If a bacterial urinary tract infection is strongly suspected based on a urinalysis, the next step involves performing a bacterial culture and an antibiotic susceptibility evaluation to determine the appropriate antibiotic to prescribe. Bacterial culture involves culturing bacteria by introducing urine obtained through bladder puncture into a specialized medium. Normally, the bladder is sterile, so the presence of bacteria in the cultured medium for one to three days confirms the diagnosis of a urinary tract infection. Once the type of causative bacteria is identified through culture, an antibiotic that is effective against it is selected using an antibiotic susceptibility test.

In cases of acute urinary tract infection, broad-spectrum antibiotics can be prescribed initially while waiting for the test results, since bacterial culture and antibiotic susceptibility tests typically take several days. Once the test results are confirmed, treatment with the specific non-resistant antibiotic is administered accordingly.

In the case of chronic UTIs, a diagnosis of the underlying cause of the urinary tract infection is required.

  • A blood test is performed to check whether there is a decrease in renal function, such as Cushing's disease or diabetes.
  • Abdominal X-rays to check for stones in the bladder.
  • Abdominal ultrasound checks for thickening of the bladder wall, stones in the bladder, kidneys, or urethra, morphological changes in the kidneys, and polyps or tumors in the bladder.
  • The condition of the urethra and bladder is directly checked through a cystoscopy under general anesthesia. If a mass is present, a biopsy can be performed.

Treatment for UTI in dogs

In general, urinary tract infections are typically treated with suitable antibiotics based on the results of bacterial culture and antibiotic susceptibility testing. During the waiting period for the culture results, broad-spectrum antibiotics like penicillin or fluoroquinolone may be administered. If these prove ineffective, alternative antibiotics from a more sensitive class can be prescribed. Dogs with urinary tract infections often experience pain and discomfort, so anti-inflammatory drugs and pain relievers may also be prescribed along with antibiotics.

It is worth noting that bacteria can be detected in a urinalysis even in the absence of a pathological condition, and antibiotic treatment may not be necessary if there are no clinical symptoms of a urinary tract infection.
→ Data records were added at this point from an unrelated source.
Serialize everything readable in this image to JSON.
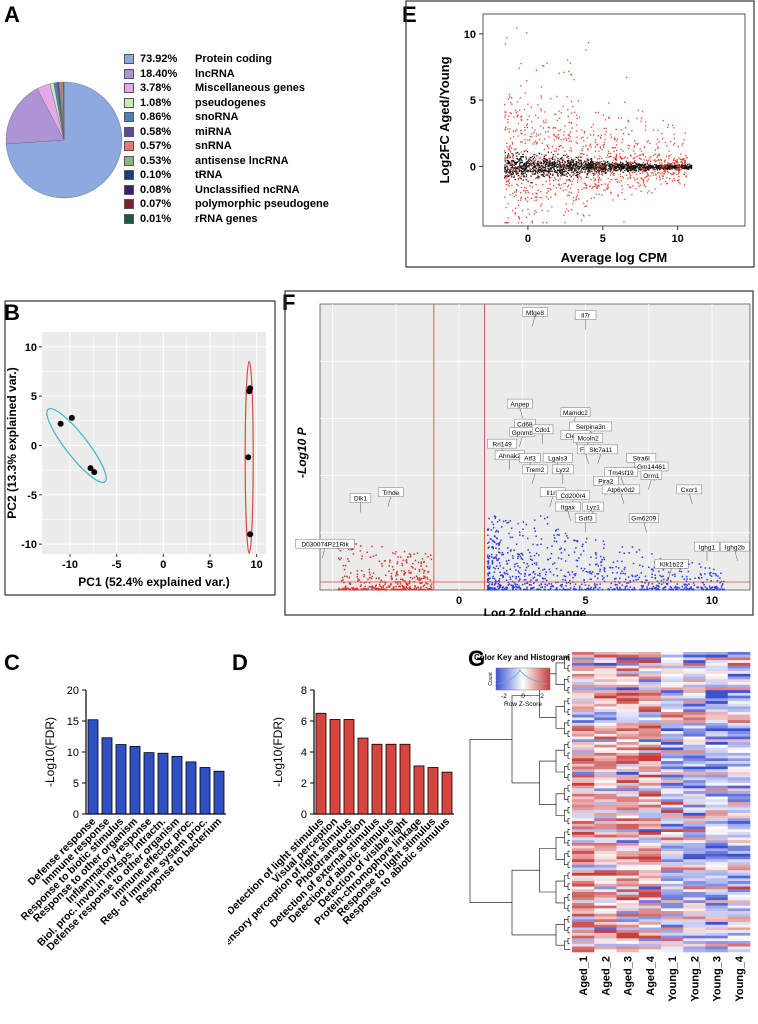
{
  "panels": {
    "A": "A",
    "B": "B",
    "C": "C",
    "D": "D",
    "E": "E",
    "F": "F",
    "G": "G"
  },
  "chart_data": [
    {
      "id": "A",
      "type": "pie",
      "slices": [
        {
          "pct": "73.92%",
          "label": "Protein coding",
          "value": 73.92,
          "color": "#8da9dd"
        },
        {
          "pct": "18.40%",
          "label": "lncRNA",
          "value": 18.4,
          "color": "#ad94d6"
        },
        {
          "pct": "3.78%",
          "label": "Miscellaneous genes",
          "value": 3.78,
          "color": "#e6a8e8"
        },
        {
          "pct": "1.08%",
          "label": "pseudogenes",
          "value": 1.08,
          "color": "#c6ebb4"
        },
        {
          "pct": "0.86%",
          "label": "snoRNA",
          "value": 0.86,
          "color": "#4a7fc1"
        },
        {
          "pct": "0.58%",
          "label": "miRNA",
          "value": 0.58,
          "color": "#5b4a9e"
        },
        {
          "pct": "0.57%",
          "label": "snRNA",
          "value": 0.57,
          "color": "#e47878"
        },
        {
          "pct": "0.53%",
          "label": "antisense lncRNA",
          "value": 0.53,
          "color": "#90b484"
        },
        {
          "pct": "0.10%",
          "label": "tRNA",
          "value": 0.1,
          "color": "#1a3d7c"
        },
        {
          "pct": "0.08%",
          "label": "Unclassified ncRNA",
          "value": 0.08,
          "color": "#3a1f6e"
        },
        {
          "pct": "0.07%",
          "label": "polymorphic pseudogene",
          "value": 0.07,
          "color": "#7a1f3a"
        },
        {
          "pct": "0.01%",
          "label": "rRNA genes",
          "value": 0.01,
          "color": "#1f5a3a"
        }
      ]
    },
    {
      "id": "B",
      "type": "scatter",
      "xlabel": "PC1 (52.4% explained var.)",
      "ylabel": "PC2 (13.3% explained var.)",
      "xlim": [
        -13,
        11
      ],
      "ylim": [
        -11,
        11.5
      ],
      "xticks": [
        -10,
        -5,
        0,
        5,
        10
      ],
      "yticks": [
        -10,
        -5,
        0,
        5,
        10
      ],
      "series": [
        {
          "points": [
            [
              -11,
              2.2
            ],
            [
              -9.8,
              2.8
            ],
            [
              -7.8,
              -2.3
            ],
            [
              -7.4,
              -2.7
            ]
          ],
          "color": "#38b7c8"
        },
        {
          "points": [
            [
              9.2,
              5.5
            ],
            [
              9.3,
              5.8
            ],
            [
              9.1,
              -1.2
            ],
            [
              9.3,
              -9.0
            ]
          ],
          "color": "#d84b3e"
        }
      ]
    },
    {
      "id": "C",
      "type": "bar",
      "ylabel": "-Log10(FDR)",
      "ylim": [
        0,
        20
      ],
      "yticks": [
        0,
        5,
        10,
        15,
        20
      ],
      "color": "#2f4fc4",
      "categories": [
        "Defense response",
        "Immune response",
        "Response to biotic stimulus",
        "Response to other organism",
        "Inflammatory response",
        "Biol. proc. invol.in intrsps. intractn.",
        "Defense response to other organism",
        "Immune effector proc.",
        "Reg. of immune system proc.",
        "Response to bacterium"
      ],
      "values": [
        15.2,
        12.3,
        11.2,
        10.9,
        9.9,
        9.8,
        9.3,
        8.4,
        7.5,
        6.9
      ]
    },
    {
      "id": "D",
      "type": "bar",
      "ylabel": "-Log10(FDR)",
      "ylim": [
        0,
        8
      ],
      "yticks": [
        0,
        2,
        4,
        6,
        8
      ],
      "color": "#d8453e",
      "categories": [
        "Detection of light stimulus",
        "Visual perception",
        "Sensory perception of light stimulus",
        "Phototransduction",
        "Detection of external stimulus",
        "Detection of abiotic stimulus",
        "Detection of visible light",
        "Protein-chromophore linkage",
        "Response to light stimulus",
        "Response to abiotic stimulus"
      ],
      "values": [
        6.5,
        6.1,
        6.1,
        4.9,
        4.5,
        4.5,
        4.5,
        3.1,
        3.0,
        2.7
      ]
    },
    {
      "id": "E",
      "type": "scatter",
      "xlabel": "Average log CPM",
      "ylabel": "Log2FC Aged/Young",
      "xlim": [
        -3,
        14.5
      ],
      "ylim": [
        -4.5,
        11.5
      ],
      "xticks": [
        0,
        5,
        10
      ],
      "yticks": [
        0,
        5,
        10
      ]
    },
    {
      "id": "F",
      "type": "scatter",
      "xlabel": "Log 2 fold change",
      "ylabel": "-Log10 P",
      "xlim": [
        -5.5,
        11.5
      ],
      "xticks": [
        0,
        5,
        10
      ],
      "vlines": [
        -1,
        1
      ],
      "gene_labels": [
        {
          "t": "Mfge8",
          "x": 3.0,
          "y": 0.97
        },
        {
          "t": "Il7r",
          "x": 5.0,
          "y": 0.96
        },
        {
          "t": "Anpep",
          "x": 2.4,
          "y": 0.65
        },
        {
          "t": "Mamdc2",
          "x": 4.6,
          "y": 0.62
        },
        {
          "t": "Cd68",
          "x": 2.6,
          "y": 0.58
        },
        {
          "t": "Serpina3n",
          "x": 5.2,
          "y": 0.57
        },
        {
          "t": "Gpnmb",
          "x": 2.5,
          "y": 0.55
        },
        {
          "t": "Cdo1",
          "x": 3.3,
          "y": 0.56
        },
        {
          "t": "Clec4d",
          "x": 4.6,
          "y": 0.54
        },
        {
          "t": "Mcoln2",
          "x": 5.1,
          "y": 0.53
        },
        {
          "t": "Rrl149",
          "x": 1.7,
          "y": 0.51
        },
        {
          "t": "Fab",
          "x": 5.0,
          "y": 0.49
        },
        {
          "t": "Slc7a11",
          "x": 5.6,
          "y": 0.49
        },
        {
          "t": "Ahnak2",
          "x": 2.0,
          "y": 0.47
        },
        {
          "t": "Atf3",
          "x": 2.8,
          "y": 0.46
        },
        {
          "t": "Lgals3",
          "x": 3.9,
          "y": 0.46
        },
        {
          "t": "Stra6l",
          "x": 7.2,
          "y": 0.46
        },
        {
          "t": "Gm14461",
          "x": 7.6,
          "y": 0.43
        },
        {
          "t": "Trem2",
          "x": 3.0,
          "y": 0.42
        },
        {
          "t": "Lyz2",
          "x": 4.1,
          "y": 0.42
        },
        {
          "t": "Tm4sf19",
          "x": 6.4,
          "y": 0.41
        },
        {
          "t": "Orm1",
          "x": 7.6,
          "y": 0.4
        },
        {
          "t": "Pira2",
          "x": 5.8,
          "y": 0.38
        },
        {
          "t": "Atp6v0d2",
          "x": 6.4,
          "y": 0.35
        },
        {
          "t": "Il1rn",
          "x": 3.7,
          "y": 0.34
        },
        {
          "t": "Cd200r4",
          "x": 4.5,
          "y": 0.33
        },
        {
          "t": "Cxcr1",
          "x": 9.1,
          "y": 0.35
        },
        {
          "t": "Trhde",
          "x": -2.7,
          "y": 0.34
        },
        {
          "t": "Dlk1",
          "x": -3.9,
          "y": 0.32
        },
        {
          "t": "Itgax",
          "x": 4.3,
          "y": 0.29
        },
        {
          "t": "Lyz1",
          "x": 5.3,
          "y": 0.29
        },
        {
          "t": "Gdf3",
          "x": 5.0,
          "y": 0.25
        },
        {
          "t": "Gm6209",
          "x": 7.3,
          "y": 0.25
        },
        {
          "t": "D030074P21Rik",
          "x": -5.3,
          "y": 0.16
        },
        {
          "t": "Ighg1",
          "x": 9.8,
          "y": 0.15
        },
        {
          "t": "Ighg2b",
          "x": 10.9,
          "y": 0.15
        },
        {
          "t": "Klk1b22",
          "x": 8.4,
          "y": 0.09
        }
      ]
    },
    {
      "id": "G",
      "type": "heatmap",
      "colorkey_title": "Color Key and Histogram",
      "colorkey_label": "Row Z-Score",
      "colorkey_ticks": [
        "-2",
        "0",
        "2"
      ],
      "colorkey_ylabel": "Count",
      "columns": [
        "Aged_1",
        "Aged_2",
        "Aged_3",
        "Aged_4",
        "Young_1",
        "Young_2",
        "Young_3",
        "Young_4"
      ]
    }
  ]
}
It is important to avoid excessive use of antibiotics as it can contribute to the development of antibiotic resistance.

Under appropriate treatment, urinary tract infections typically show improvement within 24 to 72 hours after the initial antibiotic treatment and resolve completely within 2 weeks. If symptoms persist even after the recommended time has passed, it is advisable to revisit the hospital for further consultation as the initially prescribed antibiotic may not be suitable for your pet’s condition. For dogs with chronic UTIs, it is recommended to undergo urine tests during treatment to monitor changes in bacterial levels and determine the effectiveness of the antibiotic treatment.

Prevention for UTIs in dogs


Chronic recurrent urinary tract infections are preventable to a degree by correcting the underlying cause.

  • Insulin treatment and diet management

  • Kidney disease

    Prescribed diet management, blood pressure management, and fluid treatment

  • Abnormal vulvar conformation

    Surgical correction and frequent genitalia cleaning

  • Urinary crystals

    Increased water intake and a prescription diet to help prevent stones from developing

  • Bladder stones

    Surgical correction through cystotomy and a prescription diet

  • Urinary tract masses

    Surgical removal

Additionally, probiotics may help maintain normal flora in dogs suffering from chronic UTIs.